Some gardeners worry that those layers of compost and natural mulch will keep water from reaching the roots of their plants. Not true. Even with our preferred drip irrigation, the water will trickle in and, importantly, will evaporate much more slowly because of the mulch layer.

When to use plastic mulch

Be sure to put the plastic mulch on top of the irrigation (or it will block water flow to the soil).

Plastic mulch is—plastic—and therefore an effective weed barrier. That’s a good thing in the vegetable garden. From the strawberry plants that are hard to weed between, to the big vegetable leaves that conceal weeds, you can see how it would be handy.

Plus, certain plants like certain colors of plastic mulch. Really.

How to choose from the rainbow of colors in plastic mulch

red plastic mulch film
Who’s rockin’ the red plastic mulch?

The strawberries and the tomatoes, that’s who. Eggplants too. Tomatoes and eggplants do 12% better with red mulch. If you don’t want to go the whole red plastic film route with your tomatoes you can take a shortcut with a red plastic Tomato Crater for each plant.

silver mulch film
Silver mulch film reflects well on certain vegetables

Aphids don’t like silver mulch film. Which means the rest of us do like it.
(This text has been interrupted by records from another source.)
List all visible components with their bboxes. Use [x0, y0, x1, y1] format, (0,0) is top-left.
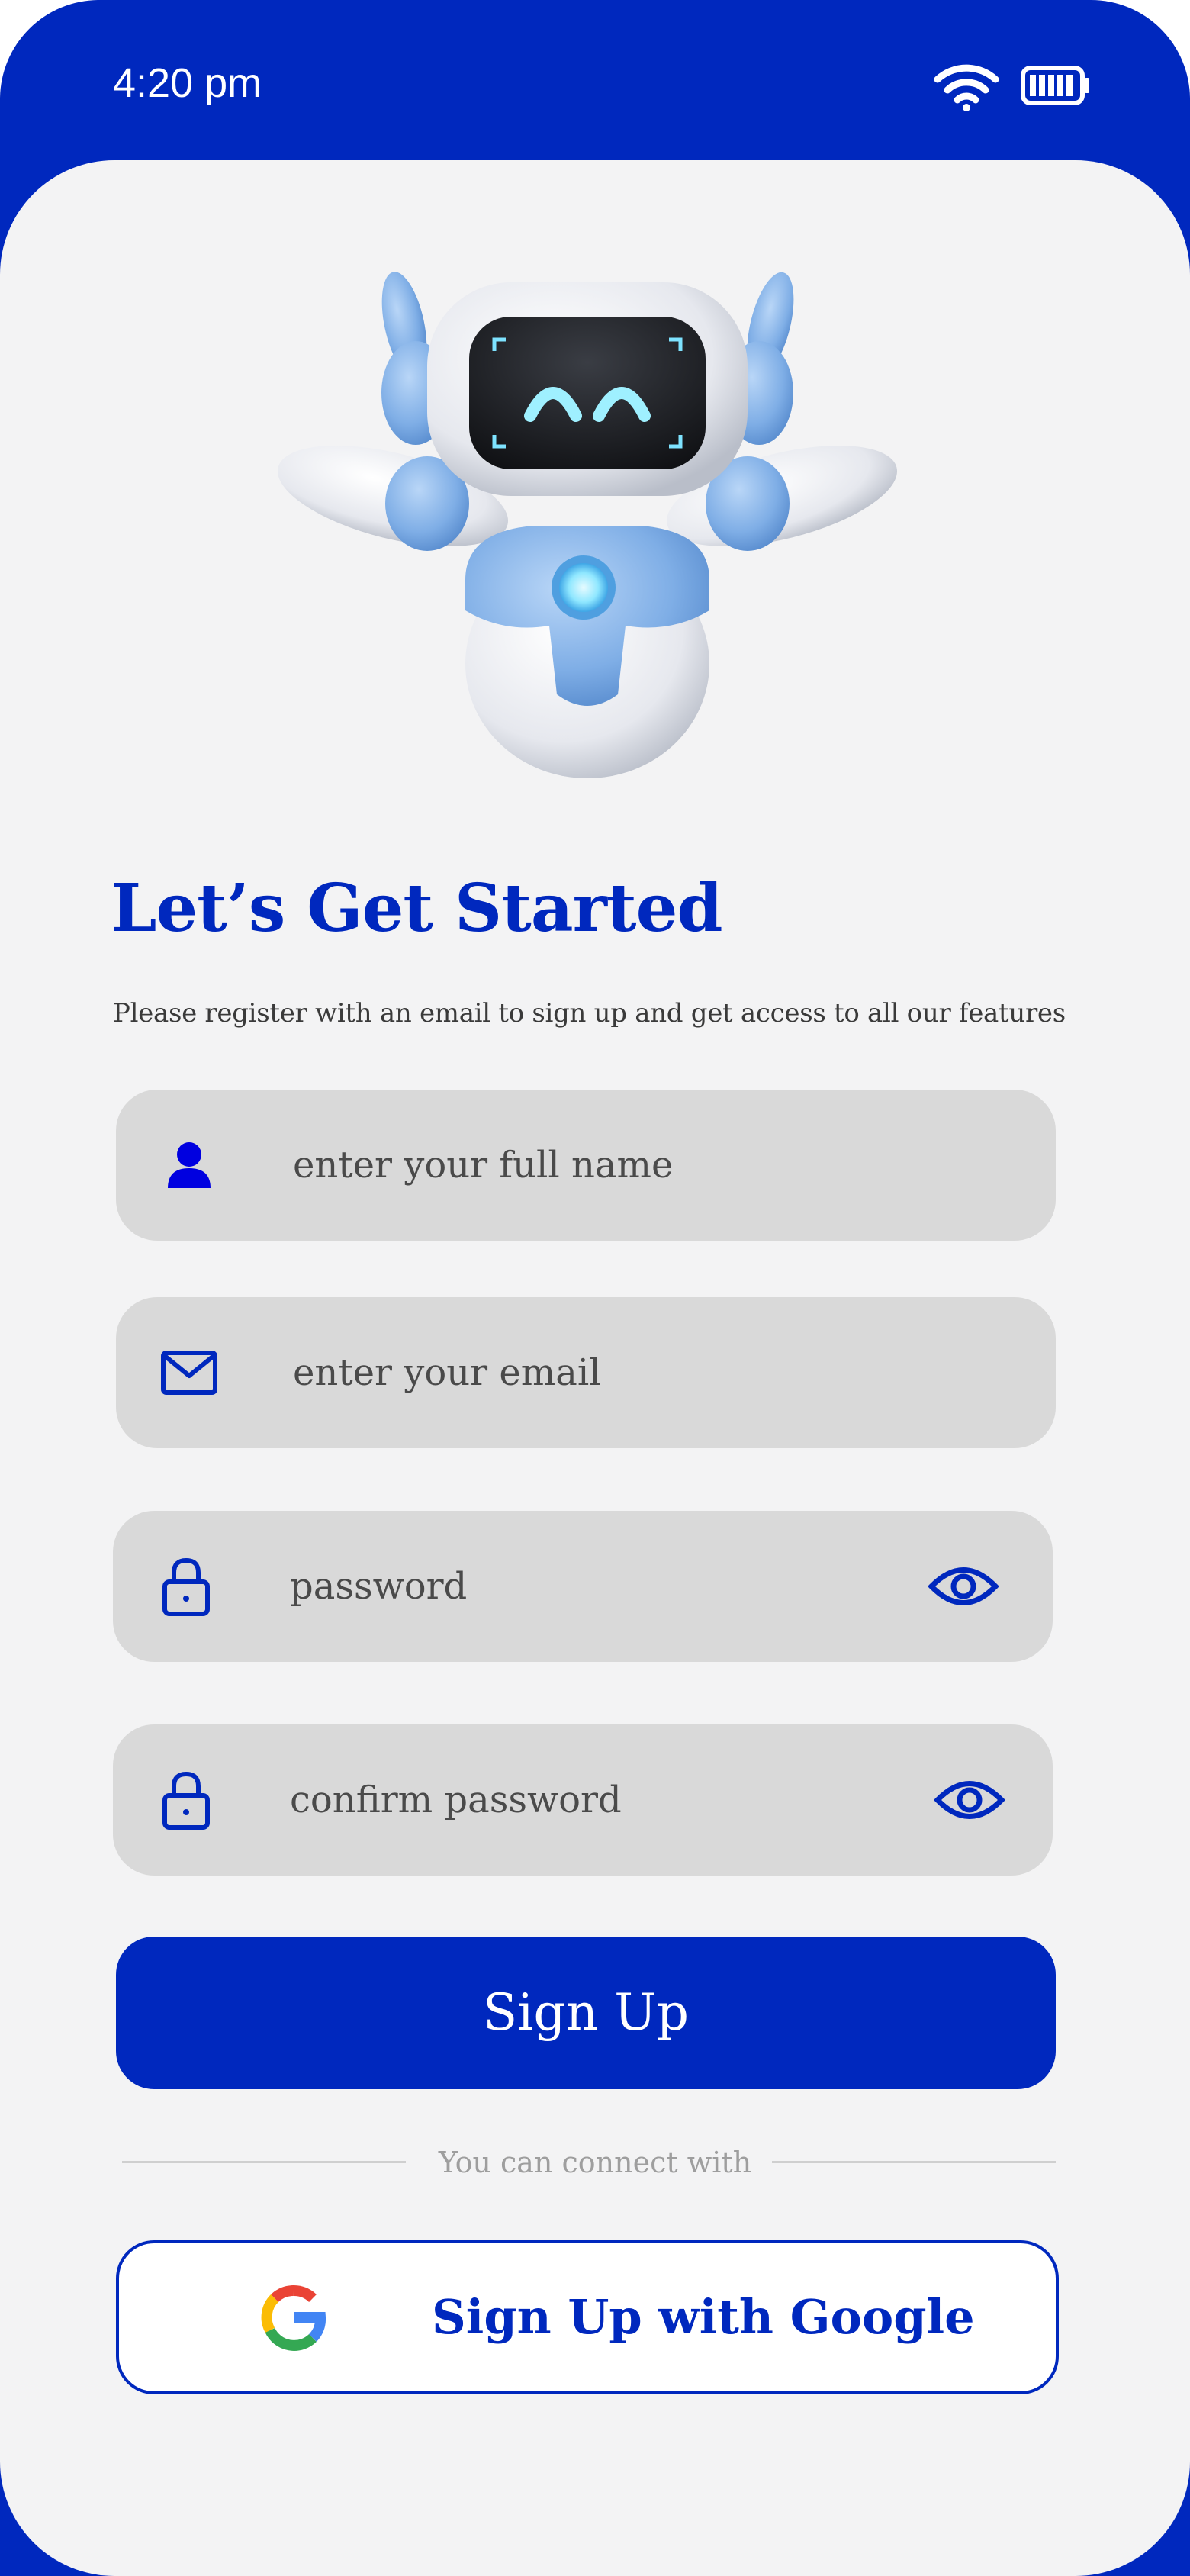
- confirm-password-field[interactable]: confirm password: [113, 1724, 1053, 1876]
- email-placeholder: enter your email: [293, 1351, 601, 1394]
- lock-icon: [162, 1771, 210, 1830]
- robot-mascot-image: [277, 272, 898, 778]
- lock-icon: [162, 1557, 210, 1616]
- status-time: 4:20 pm: [113, 60, 262, 106]
- password-placeholder: password: [290, 1565, 468, 1608]
- divider-line-right: [772, 2161, 1056, 2163]
- password-field[interactable]: password: [113, 1511, 1053, 1662]
- mail-icon: [161, 1351, 217, 1395]
- user-icon: [168, 1142, 211, 1188]
- confirm-password-placeholder: confirm password: [290, 1779, 622, 1821]
- eye-icon[interactable]: [933, 1772, 1006, 1828]
- google-sign-up-button[interactable]: Sign Up with Google: [116, 2240, 1059, 2394]
- wifi-icon: [934, 64, 999, 111]
- eye-icon[interactable]: [927, 1558, 1000, 1615]
- google-sign-up-label: Sign Up with Google: [432, 2289, 975, 2345]
- google-logo-icon: [261, 2285, 326, 2351]
- full-name-field[interactable]: enter your full name: [116, 1090, 1056, 1241]
- email-field[interactable]: enter your email: [116, 1297, 1056, 1448]
- sign-up-button[interactable]: Sign Up: [116, 1937, 1056, 2089]
- page-subtitle: Please register with an email to sign up…: [113, 998, 1066, 1029]
- phone-frame: 4:20 pm Let’s Get Started Please registe…: [0, 0, 1190, 2576]
- status-bar: 4:20 pm: [0, 0, 1190, 164]
- full-name-placeholder: enter your full name: [293, 1144, 674, 1187]
- divider-line-left: [122, 2161, 406, 2163]
- battery-icon: [1021, 66, 1089, 105]
- divider-text: You can connect with: [438, 2146, 752, 2179]
- page-title: Let’s Get Started: [111, 870, 722, 947]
Use silver mulch film with your peppers and, according to Pennsylvania State University Extension, you can expect a 20% increase in size and yield.

Black plastic mulch to heat things up

Potatoes respond to all mulch colors, but they produce at their highest quality with black plastic mulch.

Are you growing onions? They’re broad-minded and respond to all of these colored plastic mulches.

Two big no-nos in mulching

volcano mulching tree
1.  For our first item on the DON’T list, let’s step outside the vegetable garden and get a vivid example of “volcano” mulching around a tree.

See that mound of mulch? Not unlike a volcano? It’s a bad idea, and for some reason has become popular around the U.S. One of the worst of the many bad consequences of volcano mulching is excess moisture around the tree trunk, which can lead to fungal canker diseases.

Friends don’t let friends volcano mulch a tree. Keep mulch at least six inches away from the tree trunk, and don’t pile it up deeper than two inches.

mulch and stems
2.  Now we’re back in the strawberry bed and it’s easy to remember, in this smaller venue, not to volcano mulch the strawberries or vegetables either. Keep all mulch one to two inches away from the stems of vegetables and soft fruits.

Those are your pointers on mulching. Now get out there and mulch! You’ll save yourself from endless weeding and watering.